Tribune Publishing recently restructured their leadership, merging the roles of their top editors into publishers. Should the role of editor and publisher be combined as a cost-saving measure?
Fishman is a magazines and public relations major. She is currently an editorial apprentice for Better Homes and Gardens.
Let’s face it—newsrooms are in a perpetual state of adaption. Shuffling around the masthead is no new concept, and Tribune Publishing’s restructured staff model is indicative of this.
Blame the adaption on the push for revenue or digital growth; regardless, plenty has stayed the same. For years, news mediums, especially small local publications, have tackled the editor/publisher hybrid. Larger companies like The Huffington Post and Politico have executed this balance as well. Is it always the ideal situation? No, in many cases the dual-title walks the ethical line, but these positions are often time already cross-functional.
It’s important to note that the model isn’t one-size-fits-all. Combining the role is only beneficial if someone is capable of filling both shoes. Cost-saving measures, though increasingly important in today’s publishing climate, need to be side-tabled when deciding a candidate’s qualifications to achieve both goals.
And still, there needs to be checks and balances in place to maintain the principles publications were built on. As the line between editorial and business blurs, it’s increasingly important for readers to stay astute and hold publications accountable for its actions. While advertising has always played a key role in journalism mediums, relatively new to the arena is native advertising, which challenges reader’s abilities to differentiate between business and editorial content, and perpetuates this concern.
Transparency is the solution. News outlets are explicitly stating when they use sponsored content, and this newly-formed editor/publisher role needs to be public knowledge as well. The more informed a reader is, the more likely newspaper leadership will maintain journalism ethics. Publications can’t pull the wool over reader’s eyes. They will notice and take action.
No one said it was easy to be both the cheerleader and the watchdog, but the combination could be, and has been, successful. Newspapers are a numbers game, and as the newsroom continues to shrink, we also must consider how a cost-saving role can refuel the chain of command.
Hunter is a third-generation publisher, succeeding his father in 1990. He has twice served on the board of the South Dakota Newspaper Association, including a term as president in 1996-97.
Tribune Publishing announced it is combining the role of editor and publisher across its portfolio of newspapers.

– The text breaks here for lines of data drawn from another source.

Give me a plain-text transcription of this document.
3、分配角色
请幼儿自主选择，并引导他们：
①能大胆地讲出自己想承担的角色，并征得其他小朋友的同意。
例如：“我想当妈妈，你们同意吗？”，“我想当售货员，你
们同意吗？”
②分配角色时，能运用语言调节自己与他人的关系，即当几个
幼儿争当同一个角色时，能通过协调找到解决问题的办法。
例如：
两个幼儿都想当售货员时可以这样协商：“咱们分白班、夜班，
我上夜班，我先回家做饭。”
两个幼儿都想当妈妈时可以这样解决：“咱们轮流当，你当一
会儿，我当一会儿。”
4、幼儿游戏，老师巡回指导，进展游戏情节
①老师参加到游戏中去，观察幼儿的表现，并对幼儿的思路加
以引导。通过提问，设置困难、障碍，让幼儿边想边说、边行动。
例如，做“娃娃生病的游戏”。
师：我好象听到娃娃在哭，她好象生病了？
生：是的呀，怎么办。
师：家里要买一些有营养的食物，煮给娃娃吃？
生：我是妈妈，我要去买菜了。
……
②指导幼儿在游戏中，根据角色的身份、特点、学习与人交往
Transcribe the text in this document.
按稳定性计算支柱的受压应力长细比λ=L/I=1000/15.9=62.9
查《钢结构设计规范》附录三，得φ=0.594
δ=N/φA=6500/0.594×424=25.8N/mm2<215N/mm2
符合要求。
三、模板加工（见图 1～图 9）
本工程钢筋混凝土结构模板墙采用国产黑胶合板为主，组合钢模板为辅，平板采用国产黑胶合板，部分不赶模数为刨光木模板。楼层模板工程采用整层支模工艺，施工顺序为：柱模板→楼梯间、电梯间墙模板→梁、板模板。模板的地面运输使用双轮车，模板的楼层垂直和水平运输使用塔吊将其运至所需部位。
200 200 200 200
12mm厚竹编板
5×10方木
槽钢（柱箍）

Two reasons seem apparent. First, it’s a cost-savings move, as editors and publishers are among the higher-paid people at a newspaper. Second, rapidly changing conditions in the industry are causing us to question traditional separation of duties.
A little perspective: The issue of combining any positions is first a function of size. At a small weekly newspaper, the publisher is also the editor, as well as the ad salesman, bookkeeper and person who takes the papers to the post office. Naturally, the larger the newspaper, expanded duties require more people. More stories, advertisements, bookkeeping—and more revenue—means more people.
But now, after a century or so of increasing circulation and advertising, many large, urban dailies are getting smaller. It’s much harder to reduce the number of people at a newspaper by laying off valuable, long-term employees than it would be if the paper had never been large in the first place.
If layoffs are inevitable, it may make sense to eliminate one higher-paid position near the top while keeping two or three front-line reporters who generate content that drives readership.
The second issue concerns separation of duties. Big newspapers have often taken pains to separate the roles of editor and publisher to improve content. The idea is that editors should focus entirely on stories—even controversial ones involving advertisers—while publishers should worry about the big picture of news, advertising, production and distribution, while making ends meet.
In practical terms, the two positions aren’t as far apart as they appear. Publishers want great content as much as editors. Editors live in the real world, too, and recognize realities of a newspaper’s business.
If the editor and publisher positions are combined, the organization needs good people at the next levels. The news team needs to have hour-to-hour leadership by someone other than the publisher/editor.
We believe the positions of editor and publisher can be combined, with one caveat: You need to pick the right person.